What most likely happened was that someone else talked her into doing it (and probably not even telling her everything) to take advantage of her 5 min of fame and let her deal with the fallout.

[–] turmoil@hexbear.net 24 points 1 week ago (1 children)

yeah I think this is it. she went viral and immediately became surrounded by the worst types of grifters (her podcast is on Jake Paul's network and Mark Cuban was a guest) so probably someone like that convinced her that crypto was a "legitimate" way to bank off her fame. but yeah it's a scam either way

the conspiratorial part of me thinks that a pump-and-dump was coordinated by a group totally unconnected to her, with the intention of tarnishing her name. anyone with enough capital could have done that

[–] Lemister@hexbear.net 11 points 1 week ago

She was coopted by the right and came from a working class background - of course she would not turn into the finance wizard, connecting yourself with the right people is 90% of the game.

[–] electric_nan@lemmy.ml 26 points 1 week ago (1 children)

Rugpulls and crypto are the same thing.

[–] turmoil@hexbear.net 9 points 1 week ago (2 children)

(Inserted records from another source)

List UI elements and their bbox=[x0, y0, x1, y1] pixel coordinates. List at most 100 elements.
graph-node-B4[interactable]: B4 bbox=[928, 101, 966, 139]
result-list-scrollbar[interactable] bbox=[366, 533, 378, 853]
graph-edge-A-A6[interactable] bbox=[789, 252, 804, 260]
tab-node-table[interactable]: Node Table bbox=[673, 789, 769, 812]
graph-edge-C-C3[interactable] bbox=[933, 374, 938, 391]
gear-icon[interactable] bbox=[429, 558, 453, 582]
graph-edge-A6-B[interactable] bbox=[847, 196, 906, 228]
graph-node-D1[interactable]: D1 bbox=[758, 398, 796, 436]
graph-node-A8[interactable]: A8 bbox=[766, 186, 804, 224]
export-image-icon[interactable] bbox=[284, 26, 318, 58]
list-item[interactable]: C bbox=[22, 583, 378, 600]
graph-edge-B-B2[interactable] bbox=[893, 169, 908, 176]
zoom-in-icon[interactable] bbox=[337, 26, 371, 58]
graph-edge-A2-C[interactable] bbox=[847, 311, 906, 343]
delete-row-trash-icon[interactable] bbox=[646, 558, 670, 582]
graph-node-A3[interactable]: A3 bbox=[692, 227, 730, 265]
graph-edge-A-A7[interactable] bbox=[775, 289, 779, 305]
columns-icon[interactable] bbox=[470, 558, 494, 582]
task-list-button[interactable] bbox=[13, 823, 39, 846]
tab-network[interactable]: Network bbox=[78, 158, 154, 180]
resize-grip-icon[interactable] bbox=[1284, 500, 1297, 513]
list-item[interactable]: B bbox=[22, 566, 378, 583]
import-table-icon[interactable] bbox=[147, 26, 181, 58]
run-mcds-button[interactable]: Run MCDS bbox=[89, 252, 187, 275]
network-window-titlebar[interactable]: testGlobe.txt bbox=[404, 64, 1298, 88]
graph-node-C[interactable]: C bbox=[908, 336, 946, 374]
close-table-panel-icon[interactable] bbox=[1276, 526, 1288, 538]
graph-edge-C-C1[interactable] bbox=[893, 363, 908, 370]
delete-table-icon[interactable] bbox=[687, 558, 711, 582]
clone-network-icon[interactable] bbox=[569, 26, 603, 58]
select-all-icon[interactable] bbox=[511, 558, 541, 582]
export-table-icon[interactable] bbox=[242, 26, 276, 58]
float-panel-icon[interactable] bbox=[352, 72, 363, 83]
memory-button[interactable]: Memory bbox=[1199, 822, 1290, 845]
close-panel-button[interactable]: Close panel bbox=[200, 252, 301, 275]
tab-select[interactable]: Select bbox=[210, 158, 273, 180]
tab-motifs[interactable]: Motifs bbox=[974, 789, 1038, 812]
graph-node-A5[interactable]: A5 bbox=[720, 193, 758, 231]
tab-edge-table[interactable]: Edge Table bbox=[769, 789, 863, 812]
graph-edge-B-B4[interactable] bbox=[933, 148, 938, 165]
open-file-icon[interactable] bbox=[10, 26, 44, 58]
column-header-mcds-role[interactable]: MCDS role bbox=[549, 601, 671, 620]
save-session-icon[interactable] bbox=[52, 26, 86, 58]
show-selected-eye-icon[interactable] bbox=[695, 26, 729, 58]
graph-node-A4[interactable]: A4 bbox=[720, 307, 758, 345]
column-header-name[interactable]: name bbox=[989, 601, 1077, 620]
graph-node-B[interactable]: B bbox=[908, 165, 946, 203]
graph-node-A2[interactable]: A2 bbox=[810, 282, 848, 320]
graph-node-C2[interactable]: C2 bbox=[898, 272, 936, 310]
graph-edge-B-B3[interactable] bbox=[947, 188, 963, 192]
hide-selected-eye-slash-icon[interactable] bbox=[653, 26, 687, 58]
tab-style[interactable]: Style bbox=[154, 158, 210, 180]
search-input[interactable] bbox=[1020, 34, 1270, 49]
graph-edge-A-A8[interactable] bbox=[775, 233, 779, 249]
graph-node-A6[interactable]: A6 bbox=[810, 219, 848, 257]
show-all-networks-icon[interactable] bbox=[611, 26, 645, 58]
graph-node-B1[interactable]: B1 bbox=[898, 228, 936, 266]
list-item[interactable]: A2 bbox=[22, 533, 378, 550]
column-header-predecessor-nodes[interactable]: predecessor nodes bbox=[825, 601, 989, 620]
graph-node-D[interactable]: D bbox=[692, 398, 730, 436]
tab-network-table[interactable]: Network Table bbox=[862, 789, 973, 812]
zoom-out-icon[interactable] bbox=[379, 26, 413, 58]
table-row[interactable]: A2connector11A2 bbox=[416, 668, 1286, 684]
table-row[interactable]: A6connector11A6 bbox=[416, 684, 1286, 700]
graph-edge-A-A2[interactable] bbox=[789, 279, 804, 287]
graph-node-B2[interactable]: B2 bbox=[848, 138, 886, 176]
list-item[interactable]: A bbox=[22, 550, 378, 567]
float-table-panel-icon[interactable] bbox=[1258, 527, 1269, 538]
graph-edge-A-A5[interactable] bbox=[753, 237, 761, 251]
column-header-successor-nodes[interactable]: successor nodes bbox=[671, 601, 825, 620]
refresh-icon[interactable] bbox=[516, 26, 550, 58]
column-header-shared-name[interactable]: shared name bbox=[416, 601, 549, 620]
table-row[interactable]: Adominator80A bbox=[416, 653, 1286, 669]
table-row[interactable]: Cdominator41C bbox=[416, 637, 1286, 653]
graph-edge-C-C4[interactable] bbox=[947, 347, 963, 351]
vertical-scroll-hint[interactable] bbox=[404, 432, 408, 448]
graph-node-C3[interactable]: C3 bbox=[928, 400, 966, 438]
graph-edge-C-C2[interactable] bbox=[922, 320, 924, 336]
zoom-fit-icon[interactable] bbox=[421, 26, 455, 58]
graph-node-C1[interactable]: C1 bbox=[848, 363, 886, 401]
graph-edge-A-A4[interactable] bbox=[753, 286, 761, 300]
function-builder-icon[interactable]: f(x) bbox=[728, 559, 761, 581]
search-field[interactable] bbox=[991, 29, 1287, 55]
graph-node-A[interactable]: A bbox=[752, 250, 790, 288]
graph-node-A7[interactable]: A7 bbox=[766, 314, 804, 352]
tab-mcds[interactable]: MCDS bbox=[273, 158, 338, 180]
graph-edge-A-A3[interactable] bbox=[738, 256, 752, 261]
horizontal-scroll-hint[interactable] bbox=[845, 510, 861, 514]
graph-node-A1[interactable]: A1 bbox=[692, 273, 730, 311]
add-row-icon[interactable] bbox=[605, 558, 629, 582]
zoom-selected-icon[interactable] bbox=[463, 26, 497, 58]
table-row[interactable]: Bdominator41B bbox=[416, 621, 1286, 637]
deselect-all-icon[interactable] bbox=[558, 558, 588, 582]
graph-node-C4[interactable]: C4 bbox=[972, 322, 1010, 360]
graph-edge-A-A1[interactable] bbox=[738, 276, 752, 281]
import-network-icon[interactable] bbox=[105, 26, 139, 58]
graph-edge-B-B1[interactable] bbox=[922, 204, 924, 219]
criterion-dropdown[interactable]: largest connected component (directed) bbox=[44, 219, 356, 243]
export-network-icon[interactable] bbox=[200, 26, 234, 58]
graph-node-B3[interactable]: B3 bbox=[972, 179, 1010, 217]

essentially yeah but I think the difference is that a rugpull involves selling off immediately, rather than playing the long game. if the creators of bitcoin had rugpulled early on it wouldn't be worth so much today. the smarter move is to sell off small amounts over time to avoid mass panic and keep the line going up. but a memecoin was never going to have that kind of longevity

[–] electric_nan@lemmy.ml 5 points 1 week ago

Bitcoin as the OG wasn't really setup for rugpulling like that. It had to establish the whole craze first. You need millions of greedy goblins chasing flashes to do proper rugpulls.

If you're going to play the long game you might as well use shell companies, IPOs, and tax advantages that are baked into the normal system. You'll get all sorts of ways to turn the, what, 25%? tax rate of reporting crypto into owing less than you would if you worked a normal job.

[–] Tommasi@hexbear.net 17 points 1 week ago (1 children)

Nah, it was definitely a rug pull. it didn't just randomly tank, insiders got a bunch of tokens either cheap or for free then were allowed to immediately dump when normal people could start buying, it was obviously intended to make insiders tons of money.

I also don't think crypto bros are the primary targets of celebrity and influencer crypto scams. Instead they're banking on that person's fanbase not knowing enough about crypto to see it's a scam. What personal role hawk tuah girl played i have no clue, but she has at least some responsibility for promoting it and putting her name on it.

[–] turmoil@hexbear.net 4 points 1 week ago (1 children)

admittedly I don't know any of the details and could be wrong. but are the kinds of people who listen to Talk Tuah really buying into these crypto grifts? seems like too much effort for your average normie. I just assumed most people who bought in are already into crypto trading and just throw money at whatever seems like it might take off

[–] FumpyAer@hexbear.net 5 points 6 days ago

They sell it as being "part of a community" and normies absolutely have no concept of what's going on. The coin might as well be an NFT to them.

[–] NewAcctWhoDis@hexbear.net 6 points 1 week ago* (last edited 1 week ago)

Coffeezilla called them out on it and he's not a cryptobro.

Edit: I think, I don't watch him but I know about him secondhand.